A PUB boss who cooked the books in a desperate bid to keep the business afloat has walked free from court.

Paul Mash stole more than £5,000 as he struggled to make a success of running the Tap & Spile in Guisborough, east Cleveland.

Mash appeared at Teesside Crown Court today (Friday, April 26) - his 48th birthday - to be dealt with for charges of theft and false accounting.

He was given a 12-month prison sentence, suspended for a year, with 150 hours of unpaid community work and £960 compensation.

Judge Howard Crowson told him: "This is not a happy place to be spending your birthday, but you won't be spending the whole of it here."

The court heard how Marsh, of Minster Court, Belmont, Durham, had worked in the licensed trade for 15 years before bankruptcy.

In July 2011, he was approached to run the country pub by an accountant who worked for owner its George Sowerby.

Six months later, discrepancies in the accounts were uncovered and Mash admitted taking some money when quizzed by Mr Sowerby.

Prosecutor Sue Jacobs said police were called in when Mash failed to keep a promise to pay back what he had taken.

Paul Currer, mitigating, told the court that he will now never work in the pub trade again, but has got a job in a call centre.

"He is a man who feels desperately sorry for what he has done and feels desperately stupid for the way he has behaved.

"It flies in the face of the way he has run his business in the past," said Mr Currer.

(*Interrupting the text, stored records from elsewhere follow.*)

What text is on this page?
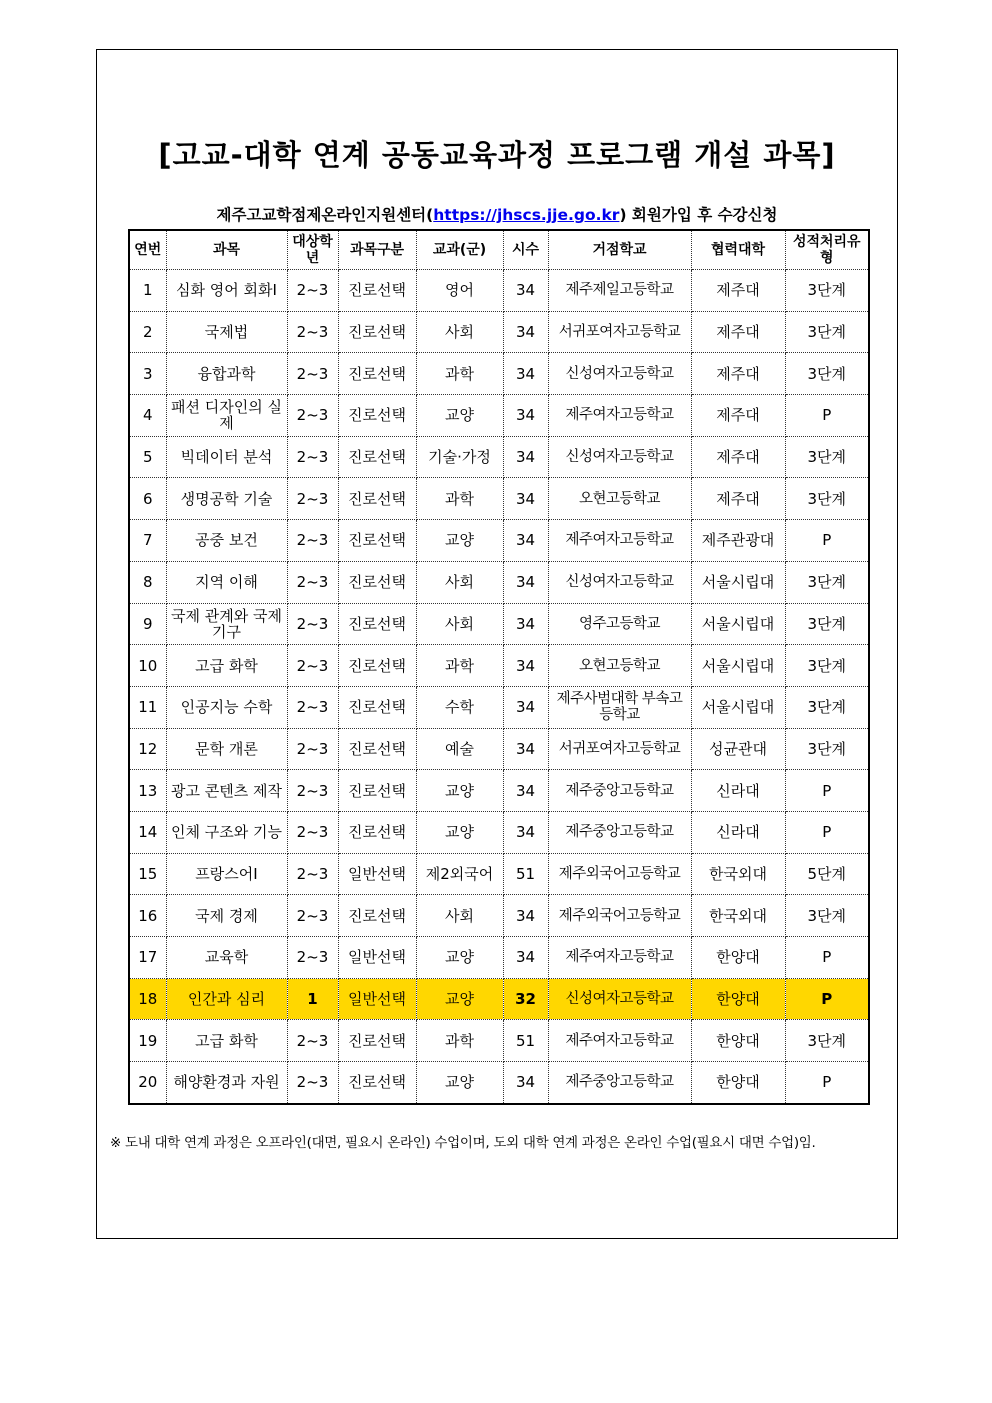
[고교-대학 연계 공동교육과정 프로그램 개설 과목]

제주고교학점제온라인지원센터(https://jhscs.jje.go.kr) 회원가입 후 수강신청

연번	과목	대상학년	과목구분	교과(군)	시수	거점학교	협력대학	성적처리유형
1	심화 영어 회화Ⅰ	2~3	진로선택	영어	34	제주제일고등학교	제주대	3단계
2	국제법	2~3	진로선택	사회	34	서귀포여자고등학교	제주대	3단계
3	융합과학	2~3	진로선택	과학	34	신성여자고등학교	제주대	3단계
4	패션 디자인의 실제	2~3	진로선택	교양	34	제주여자고등학교	제주대	P
5	빅데이터 분석	2~3	진로선택	기술·가정	34	신성여자고등학교	제주대	3단계
6	생명공학 기술	2~3	진로선택	과학	34	오현고등학교	제주대	3단계
7	공중 보건	2~3	진로선택	교양	34	제주여자고등학교	제주관광대	P
8	지역 이해	2~3	진로선택	사회	34	신성여자고등학교	서울시립대	3단계
9	국제 관계와 국제기구	2~3	진로선택	사회	34	영주고등학교	서울시립대	3단계
10	고급 화학	2~3	진로선택	과학	34	오현고등학교	서울시립대	3단계
11	인공지능 수학	2~3	진로선택	수학	34	제주사범대학 부속고등학교	서울시립대	3단계
12	문학 개론	2~3	진로선택	예술	34	서귀포여자고등학교	성균관대	3단계
13	광고 콘텐츠 제작	2~3	진로선택	교양	34	제주중앙고등학교	신라대	P
14	인체 구조와 기능	2~3	진로선택	교양	34	제주중앙고등학교	신라대	P
15	프랑스어Ⅰ	2~3	일반선택	제2외국어	51	제주외국어고등학교	한국외대	5단계
16	국제 경제	2~3	진로선택	사회	34	제주외국어고등학교	한국외대	3단계
17	교육학	2~3	일반선택	교양	34	제주여자고등학교	한양대	P
18	인간과 심리	1	일반선택	교양	32	신성여자고등학교	한양대	P
19	고급 화학	2~3	진로선택	과학	51	제주여자고등학교	한양대	3단계
20	해양환경과 자원	2~3	진로선택	교양	34	제주중앙고등학교	한양대	P

※ 도내 대학 연계 과정은 오프라인(대면, 필요시 온라인) 수업이며, 도외 대학 연계 과정은 온라인 수업(필요시 대면 수업)임.
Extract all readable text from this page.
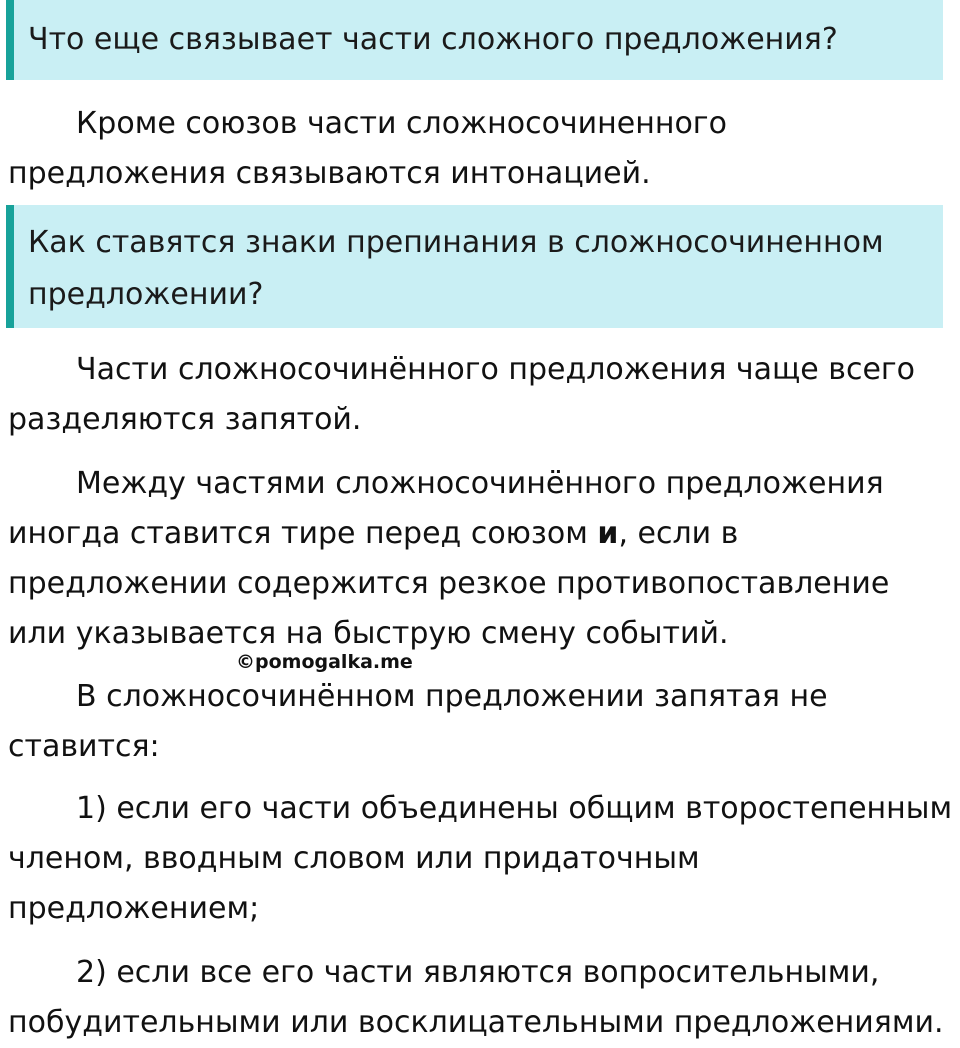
Что еще связывает части сложного предложения?

Кроме союзов части сложносочиненного предложения связываются интонацией.

Как ставятся знаки препинания в сложносочиненном предложении?

Части сложносочинённого предложения чаще всего разделяются запятой.

Между частями сложносочинённого предложения иногда ставится тире перед союзом и, если в предложении содержится резкое противопоставление или указывается на быструю смену событий.

©pomogalka.me

В сложносочинённом предложении запятая не ставится:

1) если его части объединены общим второстепенным членом, вводным словом или придаточным предложением;

2) если все его части являются вопросительными, побудительными или восклицательными предложениями.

"He wants to try to make amends and recover."

The court heard how Mash took money from gaming machines and falsely claimed to have put on events such as quizzes and bands.

Judge Crowson told him: "You have been working hard in a difficult trade - which has become more difficult - over the last 15 years.

"I am not satisfied you were feathering your own nest, and there are no signs of you living in the lap of luxury.

"The sad result is your employers lost out, but I don't see it going into your pocket. But it was by your dishonesty that the loss was made.

"This was not out of personal greed, but out of a sense of professional pride."